Tuesday, March 10, 2009

Supreme Court's ruling will have broad impact

Monday's U.S. Supreme Court ruling on a North Carolina voting rights case could have a profound impact on the state's redistricting and voting process, and on Wilson County's elections. A five-member majority of the court found that the 1965 Voting Rights Act, as amended in 1982, did not require the creation of electoral districts that gave minority voters a substantial share of registered voters. Only when districts could be formed with a majority of minority voters, so-called majority-minority districts, would special consideration for minority voting rights be necessary, the court ruled. The case came out of Pender County, which was divided in order to create a district with 39 percent minority registration, even though the state constitution requires that counties not be divided in creating legislative districts.
This ruling will not affect majority-minority districts, such as the 12th or 1st congressional districts, but it will likely prohibit districts with a near-majority of minority voters when maps are redrawn after the 2010 census. (The much-litigated 12th District has a plurality of minority voters but not a majority.) The ruling could affect electoral districts drawn by cities and counties, including Wilson and Wilson County. The court's ruling might even hint at the court's willingness to reconsider the efficacy an applicability of one of the Voting Rights Act's key provisions, which requires federal approval of any change to voting laws or practices in areas that had few black voters nearly 50 years ago.
Both Democrats and Republicans have made accommodations to the Voting Rights Act. Democrats have used the law to establish safe minority districts that are also safely Democratic. Republicans have abetted the shepherding of Democratic-leaning minority voters out of other districts, leaving substantially safe Republican districts adjacent to the majority-minority districts.
The court's ruling might even give some impetus to changing the city of Wilson's voting districts. The city's population is roughly divided between white and black residents. Three City Council districts are majority white. Three are safely in minority hands. The seventh is roughly evenly divided. Ever since this arrangement was implemented, with the blessings of the U.S. Justice Department's Civil Rights Division, some Wilson voters have complained about being able to vote for only one council member. But few City Council members are willing to risk the political upheaval that a change would entail.
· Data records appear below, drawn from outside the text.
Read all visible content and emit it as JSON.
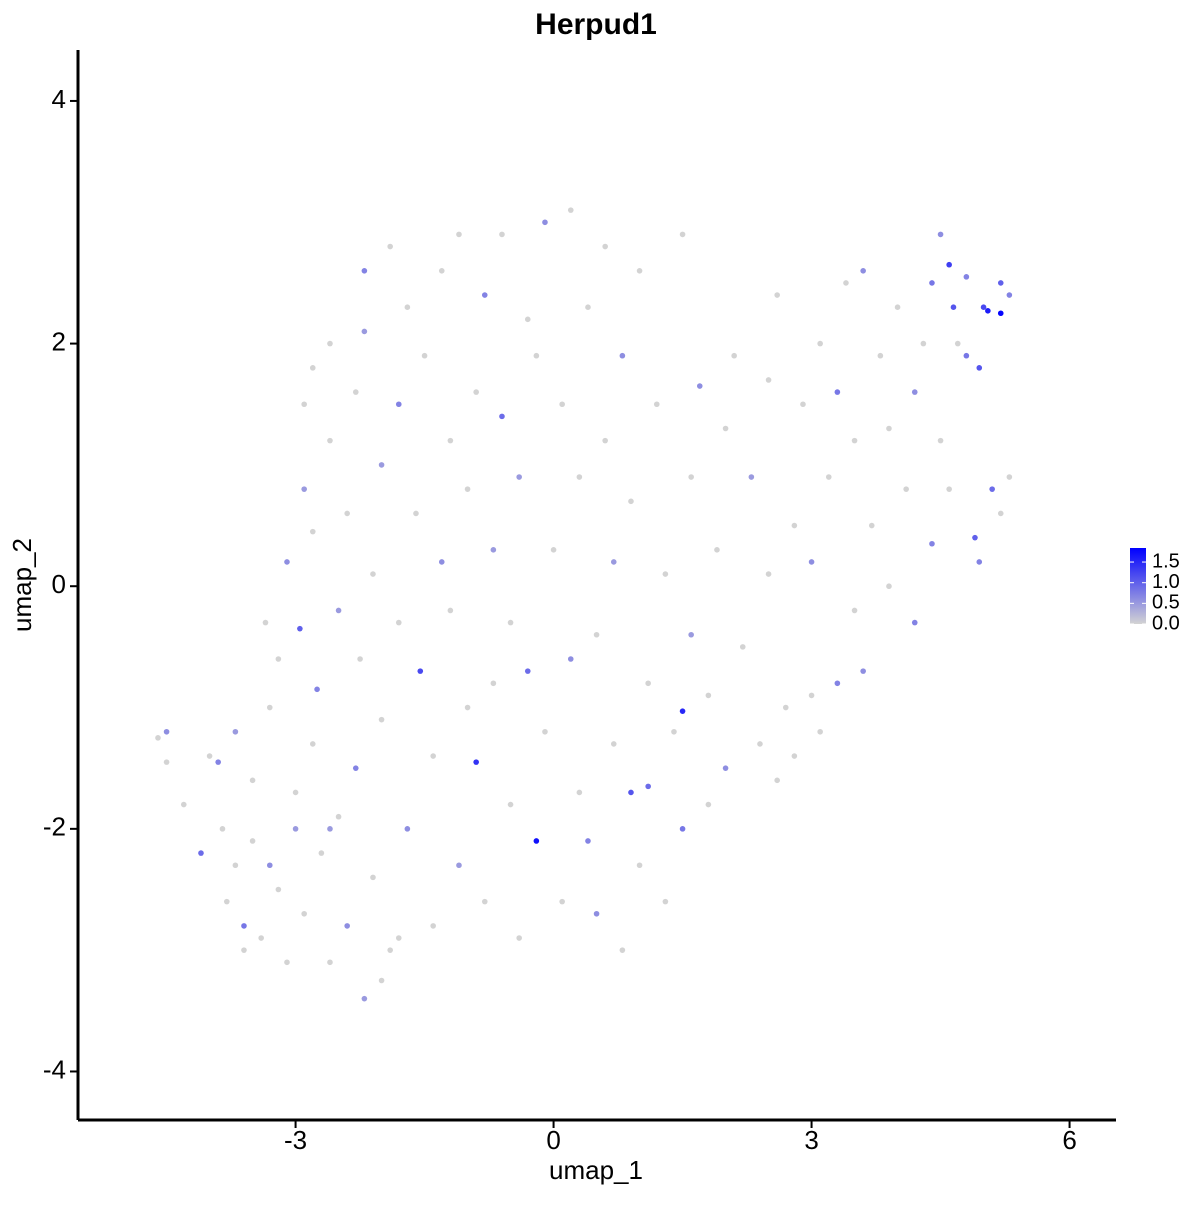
{
  "chart_data": {
    "type": "scatter",
    "title": "Herpud1",
    "x_label": "umap_1",
    "y_label": "umap_2",
    "xlim": [
      -5.53,
      6.54
    ],
    "ylim": [
      -4.4,
      4.42
    ],
    "xticks": [
      -3,
      0,
      3,
      6
    ],
    "yticks": [
      -4,
      -2,
      0,
      2,
      4
    ],
    "low_color": "#d3d3d3",
    "high_color": "#0000ff",
    "colorlim": [
      0,
      1.84
    ],
    "colorticks": [
      {
        "value": 0,
        "label": "0.0"
      },
      {
        "value": 0.5,
        "label": "0.5"
      },
      {
        "value": 1,
        "label": "1.0"
      },
      {
        "value": 1.5,
        "label": "1.5"
      }
    ],
    "x": [
      -4.6,
      -4.5,
      -4.5,
      -4.3,
      -4.1,
      -4.0,
      -3.9,
      -3.85,
      -3.8,
      -3.7,
      -3.7,
      -3.6,
      -3.5,
      -3.5,
      -3.4,
      -3.35,
      -3.3,
      -3.3,
      -3.2,
      -3.2,
      -3.1,
      -3.1,
      -3.0,
      -3.0,
      -2.95,
      -2.9,
      -2.9,
      -2.8,
      -2.8,
      -2.75,
      -2.7,
      -2.6,
      -2.6,
      -2.5,
      -2.5,
      -2.4,
      -2.4,
      -2.3,
      -2.3,
      -2.25,
      -2.2,
      -2.2,
      -2.2,
      -2.1,
      -2.1,
      -2.0,
      -2.0,
      -1.9,
      -1.9,
      -1.8,
      -1.8,
      -1.7,
      -1.7,
      -1.6,
      -1.55,
      -1.5,
      -1.4,
      -1.4,
      -1.3,
      -1.3,
      -1.2,
      -1.2,
      -1.1,
      -1.1,
      -1.0,
      -1.0,
      -0.9,
      -0.9,
      -0.8,
      -0.8,
      -0.7,
      -0.7,
      -0.6,
      -0.6,
      -0.5,
      -0.5,
      -0.4,
      -0.4,
      -0.3,
      -0.3,
      -0.2,
      -0.2,
      -0.1,
      -0.1,
      0,
      0.1,
      0.1,
      0.2,
      0.2,
      0.3,
      0.3,
      0.4,
      0.4,
      0.5,
      0.5,
      0.6,
      0.6,
      0.7,
      0.7,
      0.8,
      0.8,
      0.9,
      0.9,
      1.0,
      1.0,
      1.1,
      1.1,
      1.2,
      1.3,
      1.3,
      1.4,
      1.5,
      1.5,
      1.5,
      1.6,
      1.6,
      1.7,
      1.8,
      1.8,
      1.9,
      2.0,
      2.0,
      2.1,
      2.2,
      2.3,
      2.4,
      2.5,
      2.5,
      2.6,
      2.7,
      2.8,
      2.8,
      2.9,
      3.0,
      3.0,
      3.1,
      3.2,
      3.3,
      3.3,
      3.4,
      3.5,
      3.5,
      3.6,
      3.6,
      3.7,
      3.8,
      3.9,
      3.9,
      4.0,
      4.1,
      4.2,
      4.2,
      4.3,
      4.4,
      4.4,
      4.5,
      4.5,
      4.6,
      4.6,
      4.65,
      4.7,
      4.8,
      4.8,
      4.9,
      4.95,
      5.0,
      5.05,
      5.1,
      5.2,
      5.2,
      5.3,
      5.3,
      5.2,
      4.95,
      3.1,
      2.6,
      -3.6,
      -2.0,
      -2.6,
      -1.8,
      -2.9,
      -2.6,
      -2.8
    ],
    "values": [
      -1.25,
      -1.2,
      -1.45,
      -1.8,
      -2.2,
      -1.4,
      -1.45,
      -2.0,
      -2.6,
      -1.2,
      -2.3,
      -2.8,
      -2.1,
      -1.6,
      -2.9,
      -0.3,
      -2.3,
      -1.0,
      -2.5,
      -0.6,
      -3.1,
      0.2,
      -1.7,
      -2.0,
      -0.35,
      0.8,
      -2.7,
      -1.3,
      0.45,
      -0.85,
      -2.2,
      1.2,
      -3.1,
      -0.2,
      -1.9,
      0.6,
      -2.8,
      1.6,
      -1.5,
      -0.6,
      2.1,
      -3.4,
      2.6,
      0.1,
      -2.4,
      1.0,
      -1.1,
      2.8,
      -3.0,
      1.5,
      -0.3,
      -2.0,
      2.3,
      0.6,
      -0.7,
      1.9,
      -2.8,
      -1.4,
      2.6,
      0.2,
      -0.2,
      1.2,
      -2.3,
      2.9,
      0.8,
      -1.0,
      -1.45,
      1.6,
      2.4,
      -2.6,
      0.3,
      -0.8,
      2.9,
      1.4,
      -1.8,
      -0.3,
      -2.9,
      0.9,
      2.2,
      -0.7,
      -2.1,
      1.9,
      3.0,
      -1.2,
      0.3,
      -2.6,
      1.5,
      3.1,
      -0.6,
      -1.7,
      0.9,
      2.3,
      -2.1,
      -2.7,
      -0.4,
      1.2,
      2.8,
      -1.3,
      0.2,
      -3.0,
      1.9,
      -1.7,
      0.7,
      2.6,
      -2.3,
      -0.8,
      -1.65,
      1.5,
      -2.6,
      0.1,
      -1.2,
      -1.03,
      -2.0,
      2.9,
      0.9,
      -0.4,
      1.65,
      -1.8,
      -0.9,
      0.3,
      1.3,
      -1.5,
      1.9,
      -0.5,
      0.9,
      -1.3,
      1.7,
      0.1,
      2.4,
      -1.0,
      0.5,
      -1.4,
      1.5,
      0.2,
      -0.9,
      2.0,
      0.9,
      -0.8,
      1.6,
      2.5,
      -0.2,
      1.2,
      2.6,
      -0.7,
      0.5,
      1.9,
      0,
      1.3,
      2.3,
      0.8,
      -0.3,
      1.6,
      2.0,
      0.35,
      2.5,
      2.9,
      1.2,
      2.65,
      0.8,
      2.3,
      2.0,
      1.9,
      2.55,
      0.4,
      1.8,
      2.3,
      2.27,
      0.8,
      2.25,
      2.5,
      2.4,
      0.9,
      0.6,
      0.2,
      -1.2,
      -1.6,
      -3.0,
      -3.25,
      -2.0,
      -2.9,
      1.5,
      2.0,
      1.8
    ],
    "expression": [
      0,
      0.6,
      0,
      0,
      0.9,
      0,
      0.7,
      0,
      0,
      0.5,
      0,
      0.8,
      0,
      0,
      0,
      0,
      0.6,
      0,
      0,
      0,
      0,
      0.6,
      0,
      0.5,
      1.0,
      0.5,
      0,
      0,
      0,
      0.7,
      0,
      0,
      0,
      0.5,
      0,
      0,
      0.6,
      0,
      0.7,
      0,
      0.5,
      0.5,
      0.7,
      0,
      0,
      0.5,
      0,
      0,
      0,
      0.7,
      0,
      0.6,
      0,
      0,
      1.2,
      0,
      0,
      0,
      0,
      0.6,
      0,
      0,
      0.5,
      0,
      0,
      0,
      1.4,
      0,
      0.7,
      0,
      0.5,
      0,
      0,
      0.9,
      0,
      0,
      0,
      0.5,
      0,
      0.9,
      1.7,
      0,
      0.6,
      0,
      0,
      0,
      0,
      0,
      0.6,
      0,
      0,
      0,
      0.7,
      0.6,
      0,
      0,
      0,
      0,
      0.5,
      0,
      0.6,
      1.1,
      0,
      0,
      0,
      0,
      0.9,
      0,
      0,
      0,
      0,
      1.5,
      0.8,
      0,
      0,
      0.5,
      0.6,
      0,
      0,
      0,
      0,
      0.6,
      0,
      0,
      0.5,
      0,
      0,
      0,
      0,
      0,
      0,
      0,
      0,
      0.6,
      0,
      0,
      0,
      0.7,
      0.8,
      0,
      0,
      0,
      0.6,
      0.6,
      0,
      0,
      0,
      0,
      0,
      0,
      0.7,
      0.6,
      0,
      0.7,
      0.8,
      0.6,
      0,
      1.3,
      0,
      1.1,
      0,
      0.8,
      0.7,
      1.0,
      1.1,
      1.2,
      1.6,
      0.9,
      1.8,
      1.0,
      0.7,
      0,
      0,
      0.7,
      0,
      0,
      0,
      0,
      0.5,
      0,
      0,
      0,
      0
    ]
  }
}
Wilson County, which has a larger percentage of whites, has divided the County Commission with three majority-minority districts and four majority-white districts. The Wilson County Board of Education uses the county's electoral districts.
In a nation that has just elected an African-American president, this concentration on the race of voters seems archaic. The court's majority admitted Monday that racial discrimination is not just a historical fact, but three of the five justices were unwilling to go too far in setting aside legislative seats for minorities. Justices Thomas and Scalia opposed all race-based considerations in redistricting.